Touya knows for sure that if things went according to Ghetsis’ wishes, he’d be dead now. But this, apparently, was the one thing N refused to budge on.
N.
N must notice Touya tensing because his grip tightens slightly, as if meaning to reassure him. Touya is being carried down the ivory carpet – bridal style, how ironic – since he’s not yet able to walk on his own again after the- the treatment.
Maybe he never was a hero, but he tried to fight like one.
How useless.
Who else is there anymore but N? Touya understands that now.
“Don’t be afraid,” N whispers to him, “They’re here to celebrate us.”
Touya thinks he's always liked the colour of N’s eyes when he talked about the future he envisioned. The thought hurts worse than his useless legs. N is the true king now, his – their – future finally in his grasp.
It’s the only future Touya is going to get.
A silent sentinel, Reshiram is waiting next to the throne. More than the crown on N’s head, a perfect replica of the kind the ancient kings of Unova were said to have worn, this is the sign of his power that all will bend the knee to; just like Ghetsis revealed to Touya what feels like ages ago.
And to the other side of N’s marble throne stands a second, smaller one that N now carefully sets Touya down on. The smile on his face is soft, soft like his movements, like he simply is not capable of causing hurt – like that very concept is foreign to him.
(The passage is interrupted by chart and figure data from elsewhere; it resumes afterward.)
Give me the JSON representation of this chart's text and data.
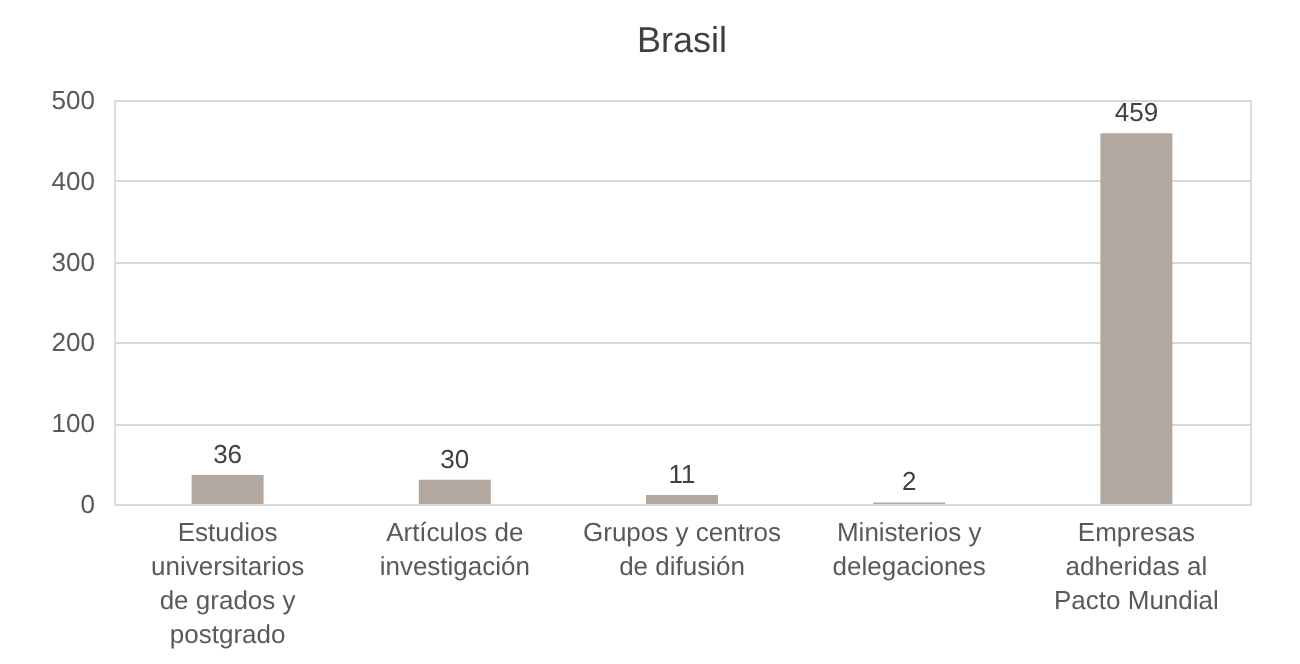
{
  "chart_data": {
    "type": "bar",
    "title": "Brasil",
    "categories": [
      "Estudios universitarios de grados y postgrado",
      "Artículos de investigación",
      "Grupos y centros de difusión",
      "Ministerios y delegaciones",
      "Empresas adheridas al Pacto Mundial"
    ],
    "values": [
      36,
      30,
      11,
      2,
      459
    ],
    "color": "#b3a8a0",
    "ylim": [
      0,
      500
    ],
    "yticks": [
      0,
      100,
      200,
      300,
      400,
      500
    ],
    "grid": "y",
    "data_labels": true
  }
}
The worst part is that Touya knows the former to not be true, but believes that the latter very much might be.
What did N’s sister say to him when he first ascended the castle? “There is nothing more beautiful and terrifying than innocence.”
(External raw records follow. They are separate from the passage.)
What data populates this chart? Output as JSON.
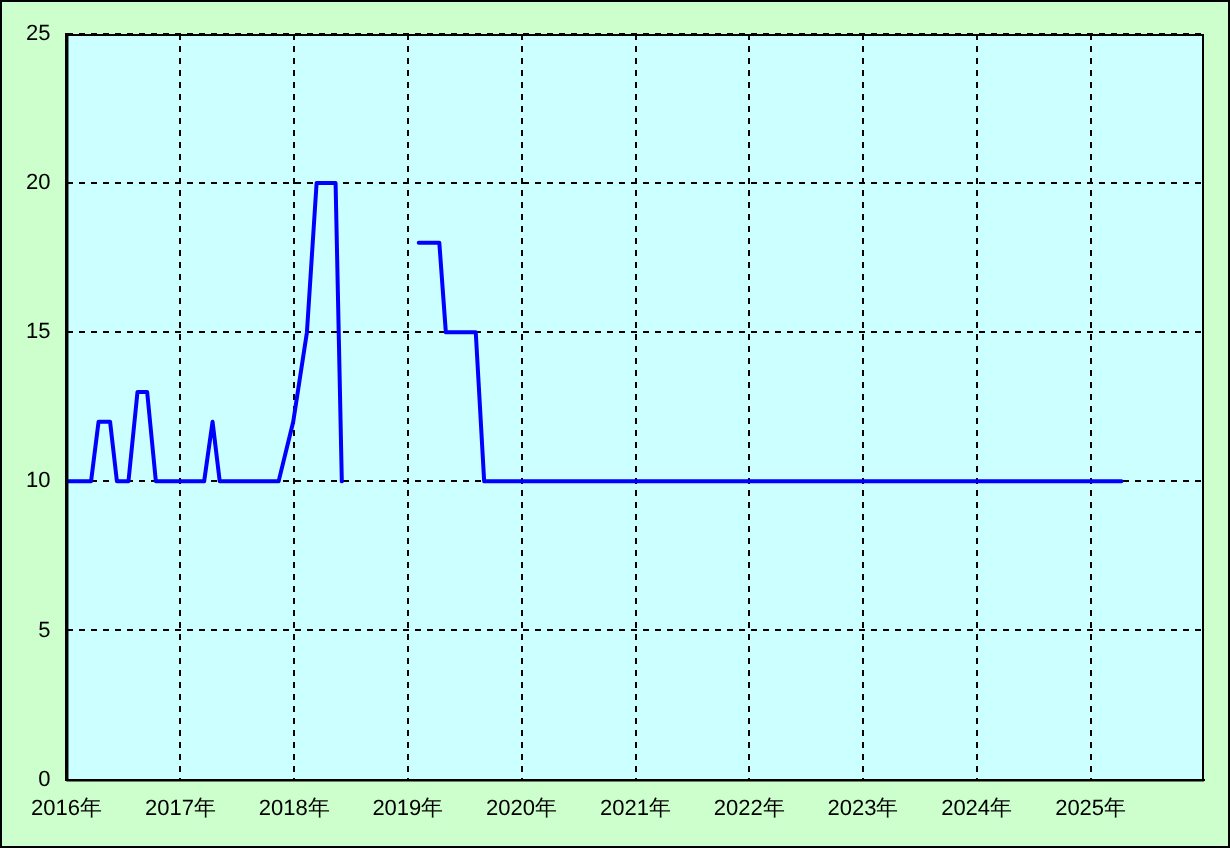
{
  "chart_data": {
    "type": "line",
    "xlim": [
      "2016-01-01",
      "2025-12-31"
    ],
    "ylim": [
      0,
      25
    ],
    "yticks": [
      0,
      5,
      10,
      15,
      20,
      25
    ],
    "xticks": [
      {
        "value": "2016-01-01",
        "label": "2016年"
      },
      {
        "value": "2017-01-01",
        "label": "2017年"
      },
      {
        "value": "2018-01-01",
        "label": "2018年"
      },
      {
        "value": "2019-01-01",
        "label": "2019年"
      },
      {
        "value": "2020-01-01",
        "label": "2020年"
      },
      {
        "value": "2021-01-01",
        "label": "2021年"
      },
      {
        "value": "2022-01-01",
        "label": "2022年"
      },
      {
        "value": "2023-01-01",
        "label": "2023年"
      },
      {
        "value": "2024-01-01",
        "label": "2024年"
      },
      {
        "value": "2025-01-01",
        "label": "2025年"
      }
    ],
    "grid": true,
    "legend": false,
    "marker": "none",
    "line_style": "solid",
    "series": [
      {
        "color": "#0000ff",
        "x": [
          "2016-01-01",
          "2016-03-20",
          "2016-04-13",
          "2016-05-20",
          "2016-06-11",
          "2016-07-18",
          "2016-08-16",
          "2016-09-16",
          "2016-10-14",
          "2017-03-18",
          "2017-04-14",
          "2017-05-07",
          "2017-11-12",
          "2017-12-29",
          "2018-02-11",
          "2018-03-14",
          "2018-05-14",
          "2018-06-03"
        ],
        "values": [
          10,
          10,
          12,
          12,
          10,
          10,
          13,
          13,
          10,
          10,
          12,
          10,
          10,
          12,
          15,
          20,
          20,
          10
        ]
      },
      {
        "color": "#0000ff",
        "x": [
          "2019-02-05",
          "2019-04-12",
          "2019-05-03",
          "2019-08-07",
          "2019-09-03",
          "2025-04-10"
        ],
        "values": [
          18,
          18,
          15,
          15,
          10,
          10
        ]
      }
    ]
  }
}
It was also her who whispered to him while she was cleaning his wounds that his pokémon are safe, careful not to let the grunts who guarded him hear – the grunts who beat him for daring to ask about them.
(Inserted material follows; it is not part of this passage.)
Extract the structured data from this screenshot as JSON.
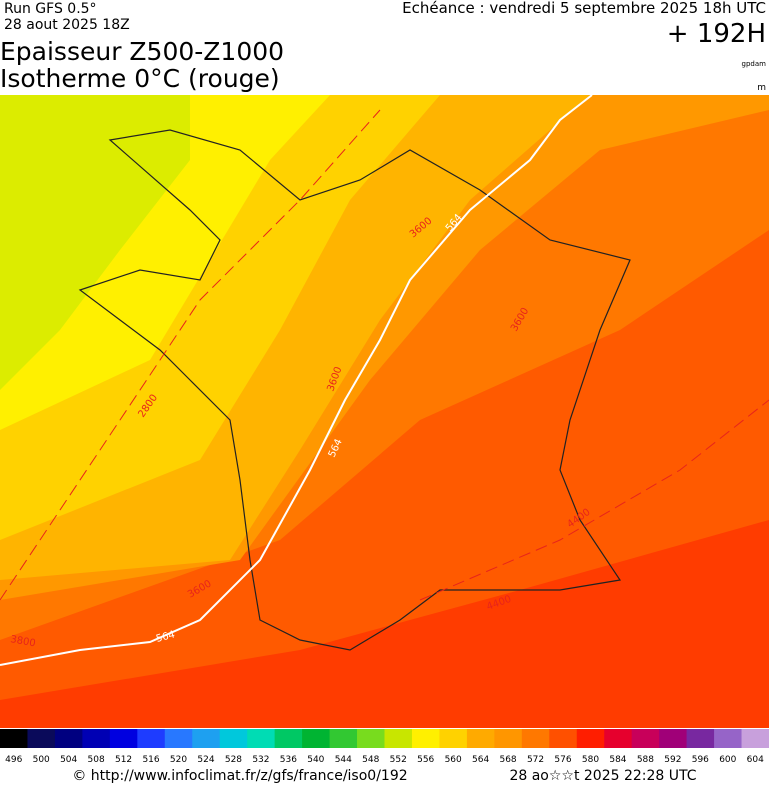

As he lifts his tired gaze across the watching crowd and as N places a matching golden circlet upon his brow, Touya thinks only about what he kept telling him, holding him close when his vision was darkening and his thoughts muddled and pain radiating from his legs in that dark, dark room.
It’s for the best. It’s for the best. It’s for the best.
“All hail His Majesty the King of Unova, and his Prince Consort! May their union bring forth a new era of peace for people and pokémon alike!”
The crowd erupts in practised cheers, unable to hear the poison dripping from Ghetsis’ voice. Touya wonders if N can hear it, or if he’s too poisoned as well.
In time, Touya knows he himself will either be poisoned too, or dead.
He endures the following festivities, lets a courtesying servant hand him a goblet of wine that’s dark like blood and lays bitter and heavy on his tongue, lets N feed him little bite-sized cakes with nimble fingers, and looks away from that hollow smile.
A pyrrhic victory, isn’t it?
It’s later when they’ve finally escaped the empty cheers and flattery in the throne room – N, for all that his upbringing meant to make him a worthy monarch, also seems to have little patience for such theatre – that the King truly looks at his Prince Consort; at the defeated, shattered shadow of a hero that he is.
“Touya?” he whispers, soft and brittle in the silence of his bedchambers.
“Touya, look.”
He lifts their intertwined hands, matching rings glinting on their fingers. Touya stares and says nothing.
“Aren’t you happy?”
It sounds too much like a plea, something utterly unfit for a king.
Neither of them are the right actors for their roles.
But play them, they must.
It’s for the best.
“Yes, I am happy. After all, this is what I wished for.”
He would’ve stopped wishing much sooner if he’d known that this was all it would amount to.
…
As it must, every new age first begins with a death.